Still, Lease and the women of Hypatia did what they could to make lives better.
A plaque at the memorial reads:
“The memorial is dedicated to the memory of Mary Elizabeth Lease and the nine women who drove their horses and buggies through the snow blizzard of 1886 to meet and set a new direction for women in the prairie city of Wichita … It is a memorial to what the Hypatia women have accomplished to further the common good and general welfare of the people of the community.”
As a group, the women of Hypatia were able to:
• Start the first formal welfare agency in 1887.
• Start the first garbage pickup service in Wichita in 1901.
• Help two club members became the first women to be elected to Wichita’s school board in 1913.
Their members, which have remained some of the most prominent family names in Wichita, have through the decades contributed significantly to local museums and the arts.
Lease championed women’s rights, helping establish the Wichita Equal Suffrage Association.
In 1890, Lease embarked on a speaking tour for the Populist Party, campaigning primarily against Sen. John J. Ingalls, the Republican incumbent. He lost the election.
It was a time when mortgage foreclosures and sheriff’s sales filled the newspapers. “Wall Street owns the country,” lamented Lease.
“Kansas had better stop raising corn and begin raising hell,” she told farmers.
She was called the “People’s Joan of Arc,” because of her efforts to rally and build the Populist movement.
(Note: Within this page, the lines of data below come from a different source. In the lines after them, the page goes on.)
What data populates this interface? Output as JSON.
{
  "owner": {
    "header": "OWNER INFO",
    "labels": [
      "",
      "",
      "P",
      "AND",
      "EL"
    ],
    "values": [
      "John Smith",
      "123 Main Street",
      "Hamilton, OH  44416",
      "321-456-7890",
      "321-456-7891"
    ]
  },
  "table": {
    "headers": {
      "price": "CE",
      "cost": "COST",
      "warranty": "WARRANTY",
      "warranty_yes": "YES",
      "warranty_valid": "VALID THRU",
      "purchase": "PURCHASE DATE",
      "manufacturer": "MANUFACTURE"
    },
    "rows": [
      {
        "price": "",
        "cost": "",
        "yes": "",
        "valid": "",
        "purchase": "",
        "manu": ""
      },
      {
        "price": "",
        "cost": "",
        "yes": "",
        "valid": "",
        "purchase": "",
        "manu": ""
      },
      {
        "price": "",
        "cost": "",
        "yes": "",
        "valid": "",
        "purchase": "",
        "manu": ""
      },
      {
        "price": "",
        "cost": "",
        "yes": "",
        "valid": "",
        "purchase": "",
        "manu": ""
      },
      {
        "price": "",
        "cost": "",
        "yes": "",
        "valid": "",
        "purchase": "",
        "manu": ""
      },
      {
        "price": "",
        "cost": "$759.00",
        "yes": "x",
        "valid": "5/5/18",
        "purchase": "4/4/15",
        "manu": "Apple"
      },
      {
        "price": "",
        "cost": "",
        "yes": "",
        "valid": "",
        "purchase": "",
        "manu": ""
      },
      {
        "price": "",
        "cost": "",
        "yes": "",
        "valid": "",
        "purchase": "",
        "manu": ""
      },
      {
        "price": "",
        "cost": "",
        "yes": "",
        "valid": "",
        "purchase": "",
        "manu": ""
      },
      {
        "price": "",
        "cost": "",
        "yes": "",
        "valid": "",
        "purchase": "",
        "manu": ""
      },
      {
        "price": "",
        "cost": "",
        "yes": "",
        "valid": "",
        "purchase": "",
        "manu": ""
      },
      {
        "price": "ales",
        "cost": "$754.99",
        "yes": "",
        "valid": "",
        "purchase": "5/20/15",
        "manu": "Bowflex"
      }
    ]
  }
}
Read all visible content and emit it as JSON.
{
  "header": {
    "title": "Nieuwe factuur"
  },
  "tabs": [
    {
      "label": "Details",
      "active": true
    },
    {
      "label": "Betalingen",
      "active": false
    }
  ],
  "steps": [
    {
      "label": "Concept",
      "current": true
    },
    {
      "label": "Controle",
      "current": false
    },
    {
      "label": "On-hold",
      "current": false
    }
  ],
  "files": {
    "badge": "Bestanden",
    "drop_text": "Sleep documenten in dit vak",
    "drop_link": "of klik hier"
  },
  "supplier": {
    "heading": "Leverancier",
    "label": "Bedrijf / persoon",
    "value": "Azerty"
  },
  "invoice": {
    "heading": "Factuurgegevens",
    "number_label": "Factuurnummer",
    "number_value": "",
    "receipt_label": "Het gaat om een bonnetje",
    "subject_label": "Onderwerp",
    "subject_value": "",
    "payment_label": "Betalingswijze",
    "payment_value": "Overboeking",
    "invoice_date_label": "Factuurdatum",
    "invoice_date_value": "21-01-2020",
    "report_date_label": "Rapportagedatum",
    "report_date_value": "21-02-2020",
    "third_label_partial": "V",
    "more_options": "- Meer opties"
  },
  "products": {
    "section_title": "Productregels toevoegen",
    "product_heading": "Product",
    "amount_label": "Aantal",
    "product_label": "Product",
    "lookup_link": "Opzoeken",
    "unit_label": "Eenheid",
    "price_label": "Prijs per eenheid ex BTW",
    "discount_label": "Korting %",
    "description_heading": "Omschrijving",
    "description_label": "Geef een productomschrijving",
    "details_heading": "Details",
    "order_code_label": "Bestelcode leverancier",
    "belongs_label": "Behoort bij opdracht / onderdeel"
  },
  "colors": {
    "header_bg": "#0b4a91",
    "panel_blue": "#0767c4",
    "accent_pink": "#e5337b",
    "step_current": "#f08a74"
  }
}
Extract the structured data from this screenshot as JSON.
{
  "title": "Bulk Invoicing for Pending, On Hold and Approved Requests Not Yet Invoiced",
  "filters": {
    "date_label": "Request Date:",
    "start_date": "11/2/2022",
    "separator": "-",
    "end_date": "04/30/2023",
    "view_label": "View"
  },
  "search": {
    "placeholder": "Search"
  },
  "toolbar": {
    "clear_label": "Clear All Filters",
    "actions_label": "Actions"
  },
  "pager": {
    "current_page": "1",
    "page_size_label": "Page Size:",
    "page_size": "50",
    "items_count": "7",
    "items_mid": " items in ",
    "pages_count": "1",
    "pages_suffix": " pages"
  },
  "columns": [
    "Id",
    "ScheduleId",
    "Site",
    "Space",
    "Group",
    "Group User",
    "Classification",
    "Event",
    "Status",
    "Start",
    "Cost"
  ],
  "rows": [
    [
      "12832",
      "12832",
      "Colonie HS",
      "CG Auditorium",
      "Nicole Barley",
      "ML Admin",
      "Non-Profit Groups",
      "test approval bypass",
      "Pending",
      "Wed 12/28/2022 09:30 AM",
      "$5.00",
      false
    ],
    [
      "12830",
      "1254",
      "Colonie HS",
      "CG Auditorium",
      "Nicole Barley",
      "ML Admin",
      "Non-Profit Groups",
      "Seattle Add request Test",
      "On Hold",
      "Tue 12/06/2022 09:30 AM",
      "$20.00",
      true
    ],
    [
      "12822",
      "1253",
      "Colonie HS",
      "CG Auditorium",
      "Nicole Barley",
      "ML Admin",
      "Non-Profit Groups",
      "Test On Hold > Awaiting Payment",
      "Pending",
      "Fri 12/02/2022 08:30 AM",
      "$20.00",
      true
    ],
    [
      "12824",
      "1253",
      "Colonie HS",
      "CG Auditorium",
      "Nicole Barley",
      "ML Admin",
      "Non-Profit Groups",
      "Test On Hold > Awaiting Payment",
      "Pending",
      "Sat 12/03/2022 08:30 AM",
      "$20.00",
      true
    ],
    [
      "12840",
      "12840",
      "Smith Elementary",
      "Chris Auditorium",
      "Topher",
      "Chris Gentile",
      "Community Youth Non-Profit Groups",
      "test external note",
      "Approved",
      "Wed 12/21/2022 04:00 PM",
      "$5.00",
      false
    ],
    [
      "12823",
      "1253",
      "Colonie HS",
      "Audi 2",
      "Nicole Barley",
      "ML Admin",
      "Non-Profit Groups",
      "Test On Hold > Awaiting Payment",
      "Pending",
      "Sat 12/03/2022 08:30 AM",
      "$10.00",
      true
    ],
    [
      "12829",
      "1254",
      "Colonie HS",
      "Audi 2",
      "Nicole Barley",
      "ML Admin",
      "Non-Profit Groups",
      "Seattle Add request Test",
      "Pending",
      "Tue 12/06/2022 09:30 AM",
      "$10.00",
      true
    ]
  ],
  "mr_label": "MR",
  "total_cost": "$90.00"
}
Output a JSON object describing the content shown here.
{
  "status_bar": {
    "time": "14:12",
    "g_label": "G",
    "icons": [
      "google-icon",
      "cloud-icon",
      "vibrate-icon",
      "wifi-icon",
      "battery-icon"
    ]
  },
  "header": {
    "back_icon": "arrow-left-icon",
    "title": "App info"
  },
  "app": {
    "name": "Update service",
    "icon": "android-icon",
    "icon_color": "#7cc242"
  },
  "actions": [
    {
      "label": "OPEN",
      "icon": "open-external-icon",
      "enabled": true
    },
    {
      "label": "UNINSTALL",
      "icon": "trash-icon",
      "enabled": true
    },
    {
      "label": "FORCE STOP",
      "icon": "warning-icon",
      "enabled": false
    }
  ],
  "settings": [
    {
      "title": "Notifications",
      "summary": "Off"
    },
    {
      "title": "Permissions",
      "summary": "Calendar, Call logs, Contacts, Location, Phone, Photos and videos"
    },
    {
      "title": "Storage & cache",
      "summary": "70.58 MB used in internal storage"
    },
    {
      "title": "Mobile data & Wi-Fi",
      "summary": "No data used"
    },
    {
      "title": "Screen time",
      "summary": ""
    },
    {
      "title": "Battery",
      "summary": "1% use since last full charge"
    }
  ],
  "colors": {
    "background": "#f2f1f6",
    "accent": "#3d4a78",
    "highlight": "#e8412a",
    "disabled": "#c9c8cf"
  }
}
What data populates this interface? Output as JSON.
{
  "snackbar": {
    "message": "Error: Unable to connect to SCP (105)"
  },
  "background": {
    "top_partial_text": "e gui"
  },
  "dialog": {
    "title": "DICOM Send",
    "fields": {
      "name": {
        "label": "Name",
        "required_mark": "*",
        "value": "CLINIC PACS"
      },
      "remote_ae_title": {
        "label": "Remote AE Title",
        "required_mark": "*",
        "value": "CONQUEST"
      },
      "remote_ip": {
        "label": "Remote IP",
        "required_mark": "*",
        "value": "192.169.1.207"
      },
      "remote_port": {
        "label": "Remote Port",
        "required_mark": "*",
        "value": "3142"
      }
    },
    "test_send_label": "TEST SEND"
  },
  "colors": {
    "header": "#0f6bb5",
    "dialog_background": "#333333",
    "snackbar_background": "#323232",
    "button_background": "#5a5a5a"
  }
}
And now, 126 years after her club was started, what would Mary Elizabeth Lease think of the statue that’s been placed in the heart of Wichita, which is a short distance away from where Occupy Wichita has held signs of protest?
“What would Mary Elizabeth Lease think? I think she would say you’ve come a long way, baby,” said Brown, the Hypatia Club president. “Would she be happy? Well, we are still supporting some of the things she supported.”